DC: Para compreendermos a literatura angolana, no seu ponto de vista, em quantas partes ela pode ser analisada?

(LK): Em três grandes vertentes, nomeadamente a literatura oral, a literatura escrita em línguas nacionais e a escrita em língua portuguesa.

DC: Percorrendo a historiografia literária angolana da segunda metade do século XX, como consagraria as gerações literárias?

(LK): Em cinco gerações. As quatro primeiras gerações, ao contrário da última, emergem no contexto da situação colonial. Todavia, o período que tem início com a independência traduz, por si só, uma ruptura, podendo denominar-se como período pós-independência.
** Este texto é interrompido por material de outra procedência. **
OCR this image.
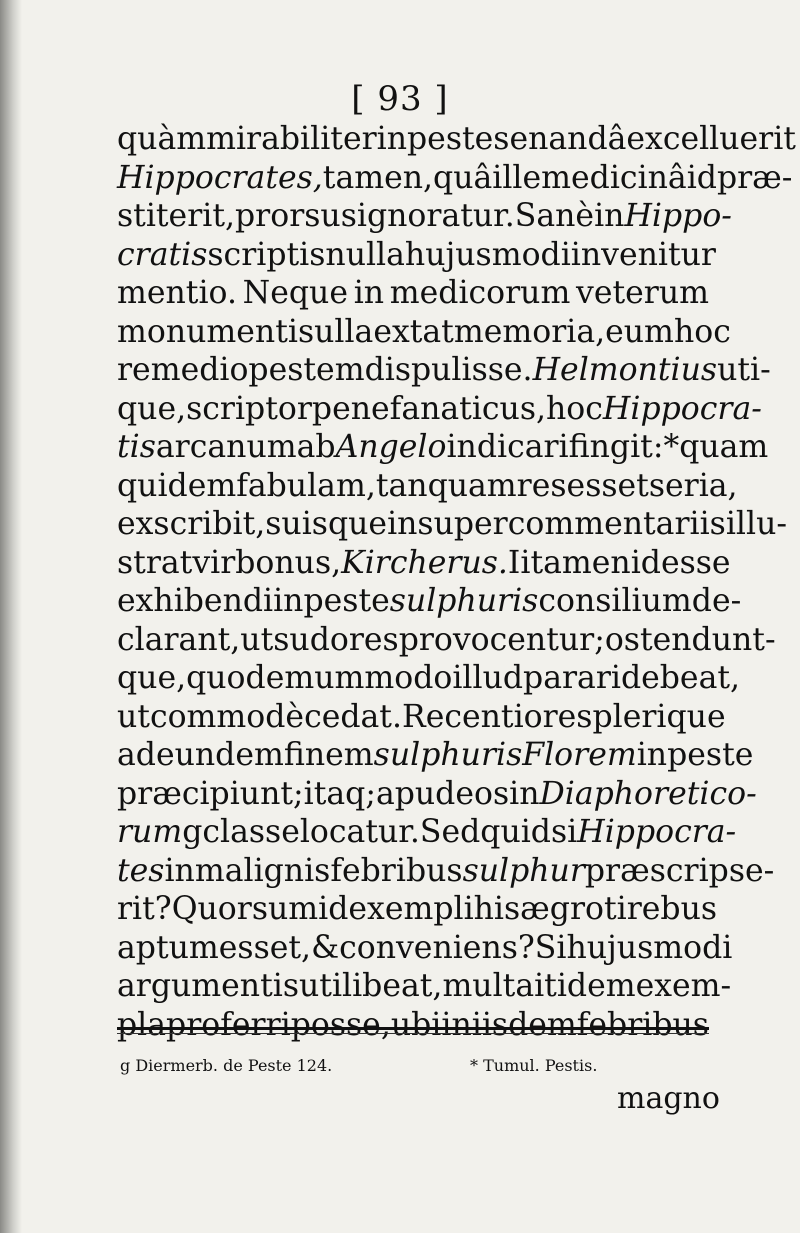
[ 93 ]
quàm mirabiliter in peste senandâ excelluerit
Hippocrates, tamen, quâ ille medicinâ id præ-
stiterit, prorsus ignoratur. Sanè in Hippo-
cratis scriptis nulla hujusmodi invenitur
mentio. Neque in medicorum veterum
monumentis ulla extat memoria, eum hoc
remedio pestem dispulisse. Helmontius uti-
que, scriptor pene fanaticus, hoc Hippocra-
tis arcanum ab Angelo indicari fingit: * quam
quidem fabulam, tanquam res esset seria,
exscribit, suisque insuper commentariis illu-
strat vir bonus, Kircherus. Ii tamen id esse
exhibendi in peste sulphuris consilium de-
clarant, ut sudores provocentur; ostendunt-
que, quo demum modo illud parari debeat,
ut commodè cedat. Recentiores plerique
ad eundem finem sulphuris Florem in peste
præcipiunt; itaq; apud eos in Diaphoretico-
rum g classe locatur. Sed quid si Hippocra-
tes in malignis febribus sulphur præscripse-
rit? Quorsum id exempli his ægroti rebus
aptum esset, & conveniens? Si hujusmodi
argumentis uti libeat, multa itidem exem-
pla proferri posse, ubi in iisdem febribus
g Diermerb. de Peste 124.	* Tumul. Pestis.
magno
Tal período há de ter na Geração das Incertezas os expoentes das respectivas manifestações literárias. Num esforço de selecção e depuração, incidindo sobre alguns autores e sua obra, concluiremos que eles são cerca de quatro dezenas com mais de cinquenta livros publicados no total. É evidente que a história literária efectiva assenta no sentido de passado, quando vivemos o presente. A sua base epistemológica reside num processo que cobre a compreensão das tensões, rupturas e recuperações, bem como a transformação do universo cultural. Por isso, a história de uma geração literária implica a delimitação do segmento de tempo em que se afirma, interessando referir as idades dos seus membros ou suas datas de nascimento, exactamente porque ela constitui um grupo que apresenta um certo tipo de características.

DC: Há quem diga que a questão da definição das gerações literárias é bastante confusa. Do seu ponto de vista, que características devem apresentar os escritores e os respectivos textos para pertencerem ou não a uma dada geração?

 (LK): Os teóricos que se dedicam à sociologia das gerações literárias operam com um conceito elaborado a partir de uma diversidade de factores, entre os quais a experiência e a actividade geracional. De acordo com o segundo factor, «nenhuma geração permanece como simples espectador, mas intervém activamente no desenvolvimento dos factos históricos que o seu tempo lhe impõe», como diz o ensaísta cubano José António Portuondo. A proximidade etária tem grande importância para compreender as suas atitudes, tendências ou preferências estéticas e criativas num espaço analítico que privilegia o campo da literatura.

DC: Que elementos de proximidade ou influências assinalam entre a geração de 70 e a sua, a de 80?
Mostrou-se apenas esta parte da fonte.